KURAM
YAPISAL BİR ZORUNLULUK OLARAK SERİM
Yörükhan Ünal
Dramatik yapıtlarda serim bölümü oluşturmak, yazarın kendi tercihi değil,
yapısal bir zorunluluktur. Diğer bir deyişle ‘serim’i bir kitabın önsözü gibi
düşünmemek gerekir. Herhangi bir kitabı önsözü atlayarak da okumak
mümkündür; kaybedilen hemen hiçbir şey olmaz. Ama dramatik bir eseri
serim bölümünü atlayarak izlerseniz, olay örgüsünü anlamanın çok
zorlaştığını görürsünüz.
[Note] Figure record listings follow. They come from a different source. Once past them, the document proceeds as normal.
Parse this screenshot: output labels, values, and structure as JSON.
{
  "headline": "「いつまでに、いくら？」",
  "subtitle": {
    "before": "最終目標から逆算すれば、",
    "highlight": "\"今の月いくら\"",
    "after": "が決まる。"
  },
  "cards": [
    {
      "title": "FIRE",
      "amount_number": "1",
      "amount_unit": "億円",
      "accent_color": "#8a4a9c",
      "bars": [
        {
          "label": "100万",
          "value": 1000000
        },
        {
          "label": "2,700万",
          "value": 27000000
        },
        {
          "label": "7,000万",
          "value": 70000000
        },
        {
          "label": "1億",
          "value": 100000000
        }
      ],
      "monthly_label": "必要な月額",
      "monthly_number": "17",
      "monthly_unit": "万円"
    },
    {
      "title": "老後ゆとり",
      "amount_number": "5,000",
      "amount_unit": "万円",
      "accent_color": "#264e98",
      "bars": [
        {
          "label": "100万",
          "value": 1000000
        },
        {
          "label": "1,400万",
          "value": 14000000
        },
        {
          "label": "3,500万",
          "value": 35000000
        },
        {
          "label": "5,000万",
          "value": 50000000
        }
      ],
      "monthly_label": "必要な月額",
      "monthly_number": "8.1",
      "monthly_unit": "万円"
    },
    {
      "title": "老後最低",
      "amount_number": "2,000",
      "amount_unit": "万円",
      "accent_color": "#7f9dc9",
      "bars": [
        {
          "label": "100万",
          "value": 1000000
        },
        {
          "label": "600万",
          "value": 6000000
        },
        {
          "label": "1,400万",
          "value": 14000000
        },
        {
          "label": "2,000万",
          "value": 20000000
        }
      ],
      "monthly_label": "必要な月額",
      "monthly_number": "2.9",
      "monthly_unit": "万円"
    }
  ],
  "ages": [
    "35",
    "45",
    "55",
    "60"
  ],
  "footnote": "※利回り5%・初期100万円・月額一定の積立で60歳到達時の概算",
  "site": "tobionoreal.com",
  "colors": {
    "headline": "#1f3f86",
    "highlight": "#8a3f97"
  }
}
Bu yüzden sinema salonuna girerken yaşanan küçük
bir ‘gecikme’, Hollywood izleyicisinin moralini bozar. Filme adapte olmakta
zorlanacağının farkındadır.
Geleneksel anlamda “serim” - “çatışma” - “düğüm” - “doruk noktası” -
“çözüm” formülasyonunu farklı radikallik oranlarında reddeden modernist
filmlerde ise, yapıt epizotlardan oluştuğu ve her biri kendi içinde anlam
taşıdığı için bu tür bir sorun daha azdır. Hollywood seyircisi için serim, çözüm
(final) kadar önem taşır. Elli yıl kadar önce Hollywood’da gerçekleşen bir grev
sırasında, sendikanın keşfettiği eylem tarzı bu açıdan ilginçtir. İşçiler sinema
salonlarının önünde toplanmış, biletini alıp içeriye doğru adım atan izleyiciye
ummadıkları bir anda
‘filmin sonu’nu söyleyivermişlerdir. Hollywood
filmlerinin izleyicisi için bundan daha moral bozucu bir şey olamaz. Buna
karşın anti-dramatik modernist filmleri izlemek için sinemaya giden festival
izleyicilerini, filmin sonunu söylemekle korkutmanız mümkün değildir.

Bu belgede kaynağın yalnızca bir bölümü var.